By Laura Angela Bagnetto - RFI
Europe c Conflict Armament Research
JAN 29, 2020 LISTEN
(c) Conflict Armament Research

The illicit small arms used in farmer-pastoralist conflicts in northern Nigeria come from the same source as the arms used by jihadists in Mali and other countries in the Sahel, according to a new report out on Wednesday by the London-based Conflict Armament Research (CAR) group.

“Attackers in different countries are actually using weapons, not just of the same type, but almost certainly from the same batch and that are passed through the same people,” says Mike Lewis, author of the “Nigeria's Herder-Farmer Conflict” report and head of investigative arms research for CAR.

Illicit weapons batches
The report's findings concentrated primarily on Zamfara, Katsina and Kaduna state in northern Nigeria.

In one instance, researchers found weapons amongst herders in northern Nigeria that were from the same small batch that had also been used in an attack by an Al Qaeda-aligned group in Mopti, central Mali.

“And what that tells you is that there are very specific sources of illicit weapons that are providing the tools of violence for armed groups and also terrorist groups right across the Sahel,” he tells RFI.

However, there is no indication that the two distinct groups share the same ideology, he says, although they do share the same weapons source.

“There were assault rifles, for example, that had had their markings scraped off in exactly the same way, and probably with the same tool, and yet we're finding them literally hundreds or even thousands of kilometres apart,” he adds.

The age-old conflicts between farmers and herders have escalated to large-scale fighting in parts of northern Nigeria, as conflicts over land and water as well as community and ethnic tensions have risen since 2014.

Inter-communal violence in the north of the country killed more people in 2018 than Boko Haram and Islamic State in West Africa combined, according to the report.

Everything old is new again
CAR researchers have traced the origins of the weapons across borders in the Sahel, including from military weapons stockpiles in Côte d'Ivoire, remnants of the first two years of the civil war that started in 2002, and from Libya.

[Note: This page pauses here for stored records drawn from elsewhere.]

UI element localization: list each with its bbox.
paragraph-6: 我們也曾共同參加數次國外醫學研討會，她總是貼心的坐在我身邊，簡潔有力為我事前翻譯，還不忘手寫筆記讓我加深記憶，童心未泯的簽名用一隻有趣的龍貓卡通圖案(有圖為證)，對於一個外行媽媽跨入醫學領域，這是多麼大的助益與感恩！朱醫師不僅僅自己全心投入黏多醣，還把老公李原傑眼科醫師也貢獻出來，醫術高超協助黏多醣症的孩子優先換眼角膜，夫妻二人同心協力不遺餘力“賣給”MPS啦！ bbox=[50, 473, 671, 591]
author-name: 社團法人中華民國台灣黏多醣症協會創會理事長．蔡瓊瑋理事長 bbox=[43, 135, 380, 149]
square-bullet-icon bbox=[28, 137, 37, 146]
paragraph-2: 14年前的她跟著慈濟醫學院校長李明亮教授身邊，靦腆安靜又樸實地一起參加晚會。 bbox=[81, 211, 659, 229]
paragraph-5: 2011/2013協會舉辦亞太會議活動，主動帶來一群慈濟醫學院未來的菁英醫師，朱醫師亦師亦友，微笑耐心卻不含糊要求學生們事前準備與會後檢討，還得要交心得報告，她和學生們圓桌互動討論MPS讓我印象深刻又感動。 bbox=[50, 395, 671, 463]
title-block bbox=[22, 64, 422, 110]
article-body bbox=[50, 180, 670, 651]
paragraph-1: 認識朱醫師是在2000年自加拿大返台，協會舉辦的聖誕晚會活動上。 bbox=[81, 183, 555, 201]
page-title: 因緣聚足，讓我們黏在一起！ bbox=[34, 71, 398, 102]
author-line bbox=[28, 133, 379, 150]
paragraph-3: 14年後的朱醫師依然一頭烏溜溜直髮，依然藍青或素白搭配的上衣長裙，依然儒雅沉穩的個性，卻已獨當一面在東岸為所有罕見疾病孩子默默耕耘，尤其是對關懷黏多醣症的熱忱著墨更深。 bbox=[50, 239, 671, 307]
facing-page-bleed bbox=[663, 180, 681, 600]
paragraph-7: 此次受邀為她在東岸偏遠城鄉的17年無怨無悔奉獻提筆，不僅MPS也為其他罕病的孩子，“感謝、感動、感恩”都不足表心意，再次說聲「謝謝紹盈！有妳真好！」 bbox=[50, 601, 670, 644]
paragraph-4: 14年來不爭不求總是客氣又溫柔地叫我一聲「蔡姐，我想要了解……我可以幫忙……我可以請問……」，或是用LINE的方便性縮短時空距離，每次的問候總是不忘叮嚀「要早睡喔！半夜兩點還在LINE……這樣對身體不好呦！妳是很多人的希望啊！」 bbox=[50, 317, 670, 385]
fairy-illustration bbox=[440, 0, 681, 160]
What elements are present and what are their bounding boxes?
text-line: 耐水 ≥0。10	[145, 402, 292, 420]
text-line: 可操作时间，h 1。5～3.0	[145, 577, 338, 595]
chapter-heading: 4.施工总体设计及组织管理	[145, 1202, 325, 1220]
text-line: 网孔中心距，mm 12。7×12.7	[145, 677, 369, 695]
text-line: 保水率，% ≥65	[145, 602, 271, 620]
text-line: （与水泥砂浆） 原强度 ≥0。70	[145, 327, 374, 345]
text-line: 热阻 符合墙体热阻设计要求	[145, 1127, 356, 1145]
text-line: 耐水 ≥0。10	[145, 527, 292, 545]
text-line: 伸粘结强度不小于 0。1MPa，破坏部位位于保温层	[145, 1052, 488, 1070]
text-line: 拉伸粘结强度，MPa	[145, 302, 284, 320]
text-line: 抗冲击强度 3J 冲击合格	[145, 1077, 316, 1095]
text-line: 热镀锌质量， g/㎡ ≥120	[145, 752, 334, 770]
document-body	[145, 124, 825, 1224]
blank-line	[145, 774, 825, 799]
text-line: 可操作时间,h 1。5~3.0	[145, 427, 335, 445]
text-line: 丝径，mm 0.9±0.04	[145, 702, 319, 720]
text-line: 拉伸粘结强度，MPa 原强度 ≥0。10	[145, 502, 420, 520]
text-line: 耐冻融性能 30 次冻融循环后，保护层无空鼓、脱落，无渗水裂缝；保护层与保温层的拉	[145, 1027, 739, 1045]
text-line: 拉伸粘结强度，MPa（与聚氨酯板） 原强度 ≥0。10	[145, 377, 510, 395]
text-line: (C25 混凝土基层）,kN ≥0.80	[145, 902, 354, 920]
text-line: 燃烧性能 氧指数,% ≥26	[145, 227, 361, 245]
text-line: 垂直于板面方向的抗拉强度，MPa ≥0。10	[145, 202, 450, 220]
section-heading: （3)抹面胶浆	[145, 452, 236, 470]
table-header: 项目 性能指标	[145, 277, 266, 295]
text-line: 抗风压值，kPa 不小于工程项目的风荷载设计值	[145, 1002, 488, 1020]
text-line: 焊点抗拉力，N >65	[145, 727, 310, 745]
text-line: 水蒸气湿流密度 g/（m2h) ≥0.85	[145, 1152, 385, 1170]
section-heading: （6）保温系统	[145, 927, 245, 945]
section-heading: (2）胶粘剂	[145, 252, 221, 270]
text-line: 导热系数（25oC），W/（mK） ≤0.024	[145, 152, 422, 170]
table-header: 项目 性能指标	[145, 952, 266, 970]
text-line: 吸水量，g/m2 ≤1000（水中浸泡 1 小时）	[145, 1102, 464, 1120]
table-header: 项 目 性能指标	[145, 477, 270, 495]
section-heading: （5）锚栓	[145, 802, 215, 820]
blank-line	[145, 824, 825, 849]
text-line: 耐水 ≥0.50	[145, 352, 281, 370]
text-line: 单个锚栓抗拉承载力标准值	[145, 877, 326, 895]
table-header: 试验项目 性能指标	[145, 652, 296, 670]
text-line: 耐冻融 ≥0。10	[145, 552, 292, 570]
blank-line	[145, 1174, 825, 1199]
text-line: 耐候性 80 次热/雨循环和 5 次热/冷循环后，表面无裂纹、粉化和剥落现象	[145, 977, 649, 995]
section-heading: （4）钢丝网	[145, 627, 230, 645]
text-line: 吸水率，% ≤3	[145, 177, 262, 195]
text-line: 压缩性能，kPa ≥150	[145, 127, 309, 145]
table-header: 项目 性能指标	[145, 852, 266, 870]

The report indicates that new arms are also being trafficked from places like Turkey into Nigeria.

Lewis says that they have tracked weapons such as manufactured shotguns made in 2014 and smuggled by sea through the Port of Lagos as well.

Findings also point to the large number of hand-made firearms in the region, where there was a 35:1 ratio between artisanal weapons and factory-made ones.

State governments in northern and central Nigeria are trying to capture the illicit small weapons, but the issue of the region awash in small arms remains, says Lewis.

“We also need to get serious about securing the region's borders, and targeting these kinds of trafficking networks that are moving weapons into the conflict,” he adds.